As I said earlier, this mistake is made often, particularly by people who create, administer, score, and report on surveys who don’t have a strong statistical background. The mechanics of doing a survey are not difficult, but if you have not been trained to ask the questions and use the answers appropriately, it is easy to make mistakes.
If you believe me that it is inappropriate to report averages on these Likert-type questions, then what can you do about it?
There are two ways to fix this problem. The first is just to use the frequencies when reporting results for Likert-type questions. However, many are not satisfied with this because they feel the frequency reporting is too cumbersome and they’d really like to be able to report a single number for each question.
The second solution, which would allow you to report the average numerical value for each question, is to revise the items by removing all the labels but the two used for the end points.
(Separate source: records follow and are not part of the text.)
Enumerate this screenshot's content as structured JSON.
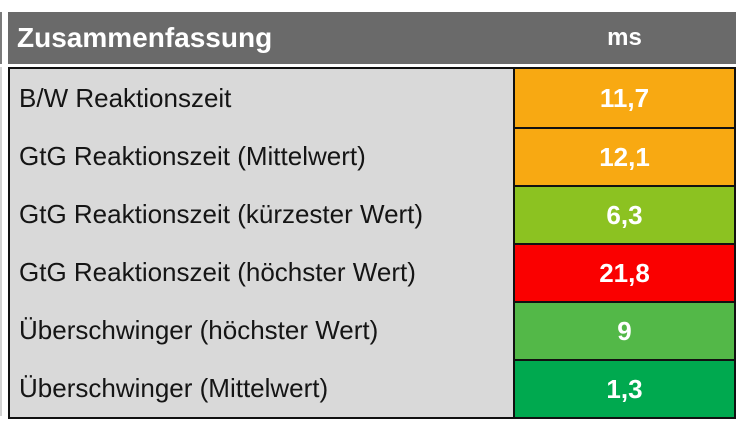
{
  "table": {
    "title": "Zusammenfassung",
    "unit_header": "ms",
    "rows": [
      {
        "label": "B/W Reaktionszeit",
        "value": "11,7",
        "color": "#F8A912"
      },
      {
        "label": "GtG Reaktionszeit (Mittelwert)",
        "value": "12,1",
        "color": "#F8A912"
      },
      {
        "label": "GtG Reaktionszeit (kürzester Wert)",
        "value": "6,3",
        "color": "#8CC221"
      },
      {
        "label": "GtG Reaktionszeit (höchster Wert)",
        "value": "21,8",
        "color": "#FA0000"
      },
      {
        "label": "Überschwinger (höchster Wert)",
        "value": "9",
        "color": "#53B848"
      },
      {
        "label": "Überschwinger (Mittelwert)",
        "value": "1,3",
        "color": "#00A94F"
      }
    ],
    "colors": {
      "header_bg": "#6A6A6A",
      "header_text": "#FFFFFF",
      "label_bg": "#D9D9D9",
      "label_text": "#151515",
      "value_text": "#FFFFFF",
      "border": "#111111"
    }
  },
  "chart_data": {
    "type": "table",
    "title": "Zusammenfassung",
    "columns": [
      "",
      "ms"
    ],
    "rows": [
      {
        "label": "B/W Reaktionszeit",
        "ms": 11.7,
        "rating_color": "orange"
      },
      {
        "label": "GtG Reaktionszeit (Mittelwert)",
        "ms": 12.1,
        "rating_color": "orange"
      },
      {
        "label": "GtG Reaktionszeit (kürzester Wert)",
        "ms": 6.3,
        "rating_color": "yellow-green"
      },
      {
        "label": "GtG Reaktionszeit (höchster Wert)",
        "ms": 21.8,
        "rating_color": "red"
      },
      {
        "label": "Überschwinger (höchster Wert)",
        "ms": 9,
        "rating_color": "green"
      },
      {
        "label": "Überschwinger (Mittelwert)",
        "ms": 1.3,
        "rating_color": "dark-green"
      }
    ]
  }
}
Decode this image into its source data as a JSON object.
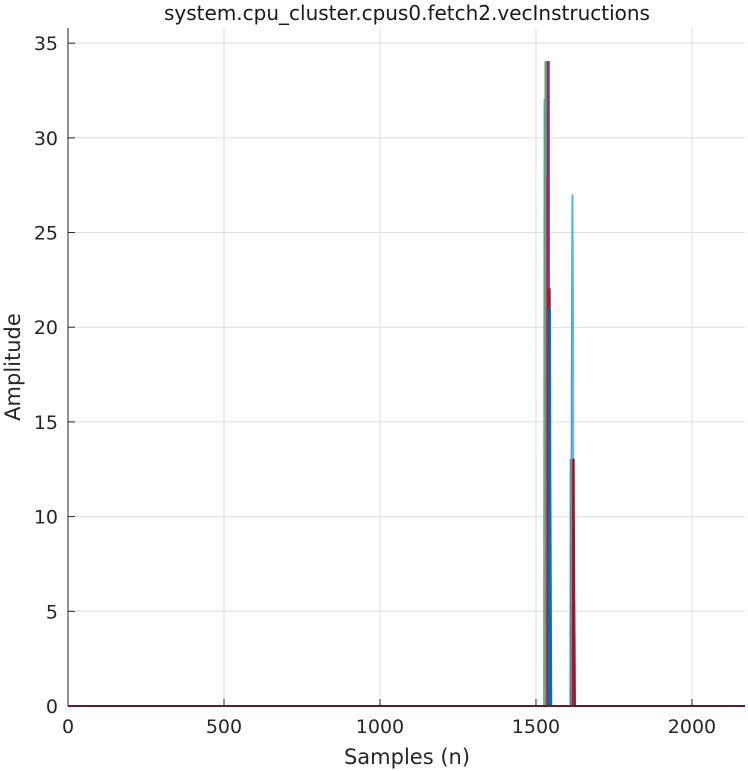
{
  "chart_data": {
    "type": "line",
    "title": "system.cpu_cluster.cpus0.fetch2.vecInstructions",
    "xlabel": "Samples (n)",
    "ylabel": "Amplitude",
    "xlim": [
      0,
      2170
    ],
    "ylim": [
      0,
      35.8
    ],
    "xticks": [
      0,
      500,
      1000,
      1500,
      2000
    ],
    "yticks": [
      0,
      5,
      10,
      15,
      20,
      25,
      30,
      35
    ],
    "grid": true,
    "legend": "none",
    "series": [
      {
        "color": "#0072bd",
        "x": [
          0,
          1527,
          1528,
          1529,
          1530,
          1531,
          1532,
          2170
        ],
        "y": [
          0,
          0,
          32,
          32,
          0,
          0,
          0,
          0
        ]
      },
      {
        "color": "#4dbeee",
        "x": [
          0,
          1529,
          1530,
          1532,
          1533,
          1535,
          2170
        ],
        "y": [
          0,
          0,
          34,
          34,
          0,
          0,
          0
        ]
      },
      {
        "color": "#77ac30",
        "x": [
          0,
          1531,
          1532,
          1534,
          1535,
          1537,
          2170
        ],
        "y": [
          0,
          0,
          34,
          34,
          0,
          0,
          0
        ]
      },
      {
        "color": "#d95319",
        "x": [
          0,
          1534,
          1535,
          1537,
          1538,
          1540,
          2170
        ],
        "y": [
          0,
          0,
          28,
          28,
          0,
          0,
          0
        ]
      },
      {
        "color": "#7e2f8e",
        "x": [
          0,
          1537,
          1538,
          1541,
          1542,
          1544,
          2170
        ],
        "y": [
          0,
          0,
          34,
          34,
          0,
          0,
          0
        ]
      },
      {
        "color": "#a2142f",
        "x": [
          0,
          1540,
          1541,
          1544,
          1545,
          1548,
          2170
        ],
        "y": [
          0,
          0,
          22,
          22,
          0,
          0,
          0
        ]
      },
      {
        "color": "#0072bd",
        "x": [
          0,
          1542,
          1543,
          1545,
          1546,
          1549,
          2170
        ],
        "y": [
          0,
          0,
          21,
          21,
          12,
          0,
          0
        ]
      },
      {
        "color": "#4dbeee",
        "x": [
          0,
          1610,
          1611,
          1614,
          1615,
          1617,
          2170
        ],
        "y": [
          0,
          0,
          13,
          13,
          0,
          0,
          0
        ]
      },
      {
        "color": "#77ac30",
        "x": [
          0,
          1612,
          1613,
          1615,
          1616,
          1618,
          2170
        ],
        "y": [
          0,
          0,
          13,
          13,
          0,
          0,
          0
        ]
      },
      {
        "color": "#7e2f8e",
        "x": [
          0,
          1614,
          1615,
          1617,
          1618,
          1620,
          2170
        ],
        "y": [
          0,
          0,
          17,
          27,
          0,
          0,
          0
        ]
      },
      {
        "color": "#4dbeee",
        "x": [
          0,
          1616,
          1617,
          1619,
          1620,
          1622,
          2170
        ],
        "y": [
          0,
          0,
          27,
          20,
          0,
          0,
          0
        ]
      },
      {
        "color": "#a2142f",
        "x": [
          0,
          1618,
          1619,
          1621,
          1622,
          1625,
          2170
        ],
        "y": [
          0,
          0,
          13,
          13,
          8,
          0,
          0
        ]
      }
    ]
  }
}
Using this method, our original question would look like this:
I am confident I know what a Likert scale is.
- 5 = Strongly Agree
- 4
- 3
- 2
- 1 = Strongly Disagree
Or, you can actually just present the question with the instructions to “Rate you level of agreement with the following statement, with 5 = “Strongly Agree” and 1 = “Strongly Disagree.”
Because the points in between the ends are not labelled, we conceptually recognize that they are supposed to have equal distance between them. We will still see the middle point as “Neutral,” but we will see the other points as “halfway between Neutral and Strongly Agree/Disagree,” which is not quite the same thing as “Agree/Disagree.”
The next time you see a survey, look at how the questions asking for level of agreement are worded, and think about how you would expect to see the results reported. Likewise, the next time you read about the results of a survey, look at how the data is presented and, if available, look at how the questions were presented. You will be surprised at how often data for these Likert-type questions are reported incorrectly.